Luke was supposed to be Season 2's version of Kenny, but the man himself has shown what a poor comparison that is. Even with his world crumbling around him once again and finding himself crushed by despair once again, Kenny overcame all of it to do the right thing and do what's best for the camp. He came to his senses in time to fend off the herd of walkers and help Rebecca deliver her baby. By comparison, not only is Luke continuing to show poor judgment and awful survival skills, but he actually becomes a liability by constantly arguing loudly with Kenny and potentially attracting more walkers.

None of the other supporting cast is any better. The game has done little to give any background to Mike or Jane, making their characters feel superfluous. And even with the benefit of a backstory from 400 Days, Bonnie comes off feeling flat. There's nothing about any of these characters that particularly stand out. I ask myself the question of whether I would be emotionally affected if any of those characters were to die and my answer is always a resounding "No."

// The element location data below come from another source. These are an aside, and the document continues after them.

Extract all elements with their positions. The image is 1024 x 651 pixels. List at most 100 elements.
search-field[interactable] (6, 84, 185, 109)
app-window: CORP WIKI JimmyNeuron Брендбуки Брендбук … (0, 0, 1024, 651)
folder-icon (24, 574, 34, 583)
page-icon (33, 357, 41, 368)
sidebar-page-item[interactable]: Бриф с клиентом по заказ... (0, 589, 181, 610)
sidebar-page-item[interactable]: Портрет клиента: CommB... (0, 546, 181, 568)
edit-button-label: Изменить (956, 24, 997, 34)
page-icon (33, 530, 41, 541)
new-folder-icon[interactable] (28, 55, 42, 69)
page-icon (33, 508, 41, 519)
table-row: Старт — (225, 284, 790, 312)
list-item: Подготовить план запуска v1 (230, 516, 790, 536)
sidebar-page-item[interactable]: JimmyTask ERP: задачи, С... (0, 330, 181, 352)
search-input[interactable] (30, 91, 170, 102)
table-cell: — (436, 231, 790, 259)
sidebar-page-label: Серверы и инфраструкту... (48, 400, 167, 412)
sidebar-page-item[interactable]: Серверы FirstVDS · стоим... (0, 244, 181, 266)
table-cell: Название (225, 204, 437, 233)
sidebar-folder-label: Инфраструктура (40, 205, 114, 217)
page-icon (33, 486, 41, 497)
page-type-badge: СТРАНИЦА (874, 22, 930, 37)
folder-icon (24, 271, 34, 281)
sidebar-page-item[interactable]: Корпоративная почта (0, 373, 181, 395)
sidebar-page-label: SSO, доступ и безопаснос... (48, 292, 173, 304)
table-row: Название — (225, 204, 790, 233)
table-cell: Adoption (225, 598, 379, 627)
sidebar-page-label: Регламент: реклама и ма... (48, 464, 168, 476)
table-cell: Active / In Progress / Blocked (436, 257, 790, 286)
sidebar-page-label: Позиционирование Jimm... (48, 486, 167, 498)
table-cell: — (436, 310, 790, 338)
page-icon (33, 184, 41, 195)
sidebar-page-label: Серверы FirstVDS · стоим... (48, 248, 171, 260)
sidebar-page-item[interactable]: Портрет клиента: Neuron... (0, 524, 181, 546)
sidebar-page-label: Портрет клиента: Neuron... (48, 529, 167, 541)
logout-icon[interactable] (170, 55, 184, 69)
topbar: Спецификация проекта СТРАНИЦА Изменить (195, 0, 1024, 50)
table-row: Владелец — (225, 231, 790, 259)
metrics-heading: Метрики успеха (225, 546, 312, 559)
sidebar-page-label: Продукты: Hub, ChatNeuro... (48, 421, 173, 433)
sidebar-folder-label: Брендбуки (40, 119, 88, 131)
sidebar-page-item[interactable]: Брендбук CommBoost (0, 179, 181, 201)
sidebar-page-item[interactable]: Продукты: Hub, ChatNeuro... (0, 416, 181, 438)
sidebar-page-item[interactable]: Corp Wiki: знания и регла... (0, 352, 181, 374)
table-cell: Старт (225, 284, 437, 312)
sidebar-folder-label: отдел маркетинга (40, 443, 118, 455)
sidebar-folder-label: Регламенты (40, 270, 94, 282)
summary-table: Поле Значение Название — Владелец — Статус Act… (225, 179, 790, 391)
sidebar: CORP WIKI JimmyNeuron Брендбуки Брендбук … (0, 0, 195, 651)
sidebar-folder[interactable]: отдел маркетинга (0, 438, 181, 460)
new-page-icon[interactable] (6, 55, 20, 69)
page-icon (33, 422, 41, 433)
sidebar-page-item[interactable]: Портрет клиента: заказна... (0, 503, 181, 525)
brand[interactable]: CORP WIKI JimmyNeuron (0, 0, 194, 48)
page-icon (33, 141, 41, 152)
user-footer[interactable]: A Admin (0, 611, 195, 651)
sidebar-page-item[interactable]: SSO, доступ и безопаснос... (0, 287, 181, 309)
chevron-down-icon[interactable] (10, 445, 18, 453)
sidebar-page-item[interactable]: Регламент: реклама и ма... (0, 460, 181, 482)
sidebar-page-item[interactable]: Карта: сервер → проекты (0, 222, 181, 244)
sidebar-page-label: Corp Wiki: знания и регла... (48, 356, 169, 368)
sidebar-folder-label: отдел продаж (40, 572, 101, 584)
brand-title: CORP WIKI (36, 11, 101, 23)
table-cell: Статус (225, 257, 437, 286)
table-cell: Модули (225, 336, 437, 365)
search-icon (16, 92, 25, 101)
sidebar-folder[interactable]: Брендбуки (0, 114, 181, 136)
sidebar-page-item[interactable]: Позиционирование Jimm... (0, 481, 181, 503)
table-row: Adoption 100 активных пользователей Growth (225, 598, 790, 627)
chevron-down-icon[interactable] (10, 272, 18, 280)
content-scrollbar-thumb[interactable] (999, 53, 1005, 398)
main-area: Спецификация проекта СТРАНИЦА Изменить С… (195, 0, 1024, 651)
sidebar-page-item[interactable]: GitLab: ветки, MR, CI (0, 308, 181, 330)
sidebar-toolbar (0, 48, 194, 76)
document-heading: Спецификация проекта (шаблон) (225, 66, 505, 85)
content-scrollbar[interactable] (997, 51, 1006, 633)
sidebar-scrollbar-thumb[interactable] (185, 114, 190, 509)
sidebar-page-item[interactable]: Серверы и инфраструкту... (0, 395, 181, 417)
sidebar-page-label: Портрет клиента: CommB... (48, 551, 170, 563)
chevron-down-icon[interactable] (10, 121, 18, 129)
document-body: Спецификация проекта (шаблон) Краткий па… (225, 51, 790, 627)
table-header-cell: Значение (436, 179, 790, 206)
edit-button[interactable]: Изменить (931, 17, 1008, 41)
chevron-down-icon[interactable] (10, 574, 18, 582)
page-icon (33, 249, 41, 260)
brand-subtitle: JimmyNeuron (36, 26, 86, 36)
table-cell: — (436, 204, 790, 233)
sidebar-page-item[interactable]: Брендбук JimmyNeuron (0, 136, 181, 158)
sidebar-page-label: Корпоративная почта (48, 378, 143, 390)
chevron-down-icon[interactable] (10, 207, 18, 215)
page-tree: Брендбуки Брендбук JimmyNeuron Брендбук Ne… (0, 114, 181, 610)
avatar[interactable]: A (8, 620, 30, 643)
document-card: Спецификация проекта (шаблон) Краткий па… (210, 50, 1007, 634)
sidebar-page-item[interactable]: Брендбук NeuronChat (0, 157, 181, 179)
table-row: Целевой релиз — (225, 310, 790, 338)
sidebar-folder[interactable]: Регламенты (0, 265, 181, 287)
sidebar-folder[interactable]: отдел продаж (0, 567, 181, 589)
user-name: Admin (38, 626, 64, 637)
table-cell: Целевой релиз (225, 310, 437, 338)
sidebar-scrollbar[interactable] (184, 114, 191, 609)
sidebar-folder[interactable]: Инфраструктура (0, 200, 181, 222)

It's hard to fathom what The Walking Dead: Season 2 would have going for it if it didn't center around Clementine. She's proven, by far, to be the single most well-rounded, brilliantly-written character in the entire series. In fact, she's probably one of the best characters of the decade, period. The growth she's shown in this season cannot be understated, as she's been forced to grow up and become more of an adult, sometimes in unimaginable ways. But with this supporting cast to work with, you'd have to grow up fast, too, in order to survive.